Welcome to Rabies Time!

Spring has sprung!  Daffodils are coming up, tulips are popping, birds are singing and, unfortunately, Rabies cases are starting.

Spring and Fall are peak times for the Rabies virus to rear its ugly head among the animal population.  Not sure why it’s these two times, but it is.  So, with that in mind, let’s go over a few things to remember…….

If you see a normally nocturnal animal around and it’s daytime, DO NOT PANIC!  It may not be anything other than a foraging for food thing.  Hey, if the only time you could get a good meal was at 3am, you’d be out there, too!  Just because they’re out and about doesn’t mean they’re sick.  They’ve been semi-hibernating all winter and they’re hungry (some are even pregnant and need that extra meal).

If, however, you see ANY animal acting in a strange manner, it’s time to call the local animal control officer RIGHT AWAY!  Keep an eye on the animal and note where it goes (obviously you need to do this from a SAFE DISTANCE!)…  Make sure any pets or children are safely in the house.

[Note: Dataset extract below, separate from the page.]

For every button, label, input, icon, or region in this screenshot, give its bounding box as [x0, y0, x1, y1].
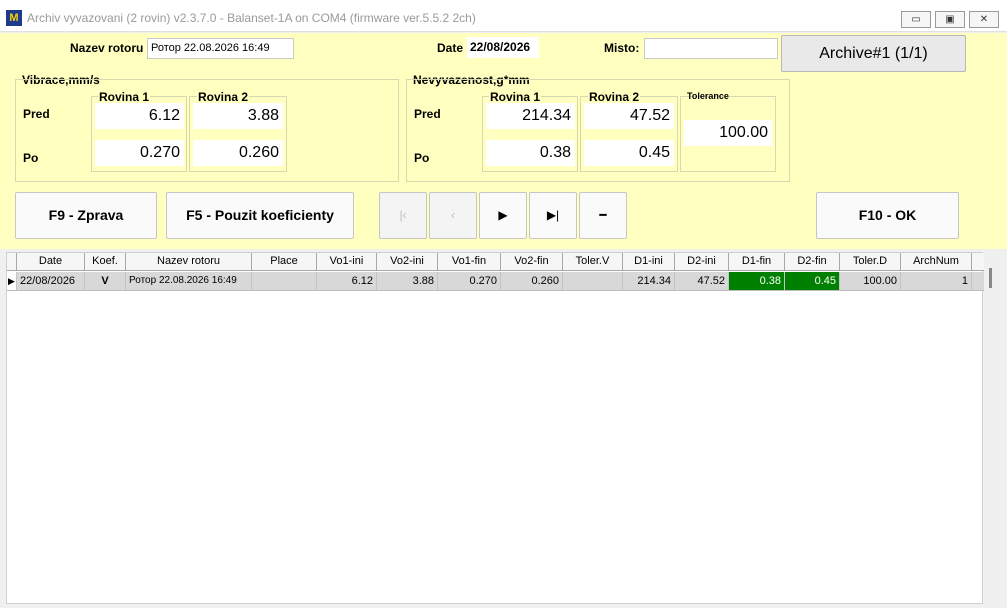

As Rabies is a virus that attacks the brain, the symptoms are sometimes neurological in nature – stumbling around, acting as if drunk, and looking as if the animal’s back end is paralyzed (like it was hit by a car).  These symptoms can also be that of distemper or other illnesses so it doesn’t mean its Rabies for sure.  However, there is another avenue that Rabies can take, and that’s what is called “Furious” – the symptoms are that the animal appears to be enraged and will attack anything and anyone.  The animal can flip-flop between the two as well.  There is no guess-work on that one – the animal looks as if it’s going to kill anyone it sees.

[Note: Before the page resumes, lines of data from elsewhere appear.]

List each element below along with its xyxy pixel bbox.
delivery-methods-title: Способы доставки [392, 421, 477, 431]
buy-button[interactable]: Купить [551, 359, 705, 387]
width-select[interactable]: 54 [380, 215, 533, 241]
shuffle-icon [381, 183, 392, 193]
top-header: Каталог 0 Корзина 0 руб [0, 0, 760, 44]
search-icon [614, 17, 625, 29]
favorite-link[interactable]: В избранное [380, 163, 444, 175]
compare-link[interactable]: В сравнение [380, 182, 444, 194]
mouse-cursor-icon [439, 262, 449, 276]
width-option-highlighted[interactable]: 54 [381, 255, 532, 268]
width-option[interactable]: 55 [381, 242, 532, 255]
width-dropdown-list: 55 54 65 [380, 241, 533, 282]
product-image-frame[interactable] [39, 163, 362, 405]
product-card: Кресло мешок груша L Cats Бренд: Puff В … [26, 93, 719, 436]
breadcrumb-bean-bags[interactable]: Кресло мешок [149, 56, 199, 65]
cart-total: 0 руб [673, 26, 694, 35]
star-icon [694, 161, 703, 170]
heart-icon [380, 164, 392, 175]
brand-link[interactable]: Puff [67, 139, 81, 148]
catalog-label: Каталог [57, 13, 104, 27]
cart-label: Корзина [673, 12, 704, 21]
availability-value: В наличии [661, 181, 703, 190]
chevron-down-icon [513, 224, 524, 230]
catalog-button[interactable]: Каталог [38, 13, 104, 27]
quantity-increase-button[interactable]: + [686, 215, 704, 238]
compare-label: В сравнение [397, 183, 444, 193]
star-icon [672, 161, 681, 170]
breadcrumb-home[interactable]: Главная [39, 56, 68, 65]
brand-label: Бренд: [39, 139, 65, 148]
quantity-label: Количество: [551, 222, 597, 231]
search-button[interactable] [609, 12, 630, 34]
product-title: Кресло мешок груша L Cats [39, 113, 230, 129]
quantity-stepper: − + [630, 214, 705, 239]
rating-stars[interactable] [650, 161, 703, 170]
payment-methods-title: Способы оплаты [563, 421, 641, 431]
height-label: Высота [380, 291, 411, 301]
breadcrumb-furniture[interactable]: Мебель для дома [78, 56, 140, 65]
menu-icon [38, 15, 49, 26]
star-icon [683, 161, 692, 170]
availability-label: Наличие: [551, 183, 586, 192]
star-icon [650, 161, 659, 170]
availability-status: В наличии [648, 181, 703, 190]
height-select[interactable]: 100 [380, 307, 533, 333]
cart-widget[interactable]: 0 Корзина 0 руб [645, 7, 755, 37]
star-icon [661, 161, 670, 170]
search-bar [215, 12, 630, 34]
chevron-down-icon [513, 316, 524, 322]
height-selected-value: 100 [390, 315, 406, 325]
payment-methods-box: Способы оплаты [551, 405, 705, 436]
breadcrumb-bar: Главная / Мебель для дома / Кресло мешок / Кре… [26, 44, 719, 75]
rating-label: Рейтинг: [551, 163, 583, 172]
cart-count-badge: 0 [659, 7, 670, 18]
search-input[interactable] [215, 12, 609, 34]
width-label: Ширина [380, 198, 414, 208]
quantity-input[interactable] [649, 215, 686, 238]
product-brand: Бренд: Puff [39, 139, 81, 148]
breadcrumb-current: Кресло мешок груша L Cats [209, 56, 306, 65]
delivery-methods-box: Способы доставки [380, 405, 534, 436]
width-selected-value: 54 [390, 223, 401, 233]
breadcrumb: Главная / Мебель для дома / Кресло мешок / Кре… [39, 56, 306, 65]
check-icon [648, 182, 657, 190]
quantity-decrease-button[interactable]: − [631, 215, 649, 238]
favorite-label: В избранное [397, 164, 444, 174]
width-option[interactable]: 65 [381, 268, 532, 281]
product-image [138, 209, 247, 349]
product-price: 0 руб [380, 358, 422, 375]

Rabies is transmitted via bodily fluids.  An opening in the skin as small as a hangnail can be big enough to transmit the virus.  The virus travels from the site of entry (via bite, scratch, open wound exposure) to the spinal cord where it then travels up to the brain.  That’s where the virus takes hold and does its work.  If the site of entry for the virus is, say, on the foot, it will take longer for the symptoms to appear than if the site of entry was, say, on the head or neck area.  This is because that virus has a longer way to travel so it takes more time. 

So for dogs and cats, getting in a fight with a rabid animal or even having them come into contact with a dead, rabid animal means an immediate call to the local animal control officer and a trip to the veterinary hospital for a Rabies vaccination booster.  The State will test the animal and determine if it was rabid or not.  The State has procedures set up for exposure to rabid animals and your animal control officer can fill you in.

So what can you do to better ensure you don’t have an issue this year?  Easy.  Keep an eye on your pets.  Never leave your dog out, unattended (this also goes for small children!).  A rabid animal can climb into a kennel so that’s not protection.  Make sure your dog or cat is properly vaccinated against the Rabies virus.  And make sure you keep that vaccination current!  This will make a HUGE difference if your animal is exposed. 

Check your animals daily for injuries.  If you do notice one, contact your veterinarian immediately.  If you don’t know where the injury came from, it could be from a rabid animal exposure.  This goes for dogs and cats as well as horses and farm animals.

Don’t assume that a dead animal can not transmit the virus!  The Rabies virus can live in warm, moist environments or cool, moist environments.  So if your dog or cat finds a dead animal (most commonly affected animals are raccoon, opossum, woodchuck, skunk, etc) and starts to play with it (I know, eewwww!), you still need to contact the animal control officer right away.  The animal control officer can have that animal tested.   Better safe than sorry on that!

Rabies is a nasty, deadly virus that has no cure.  It’s been in Connecticut for a while now and it’s not going anywhere.  While there is no need for panic, knowing what to look for and what to do can save you a lot of time and trouble.  And it will keep your pets safer, too!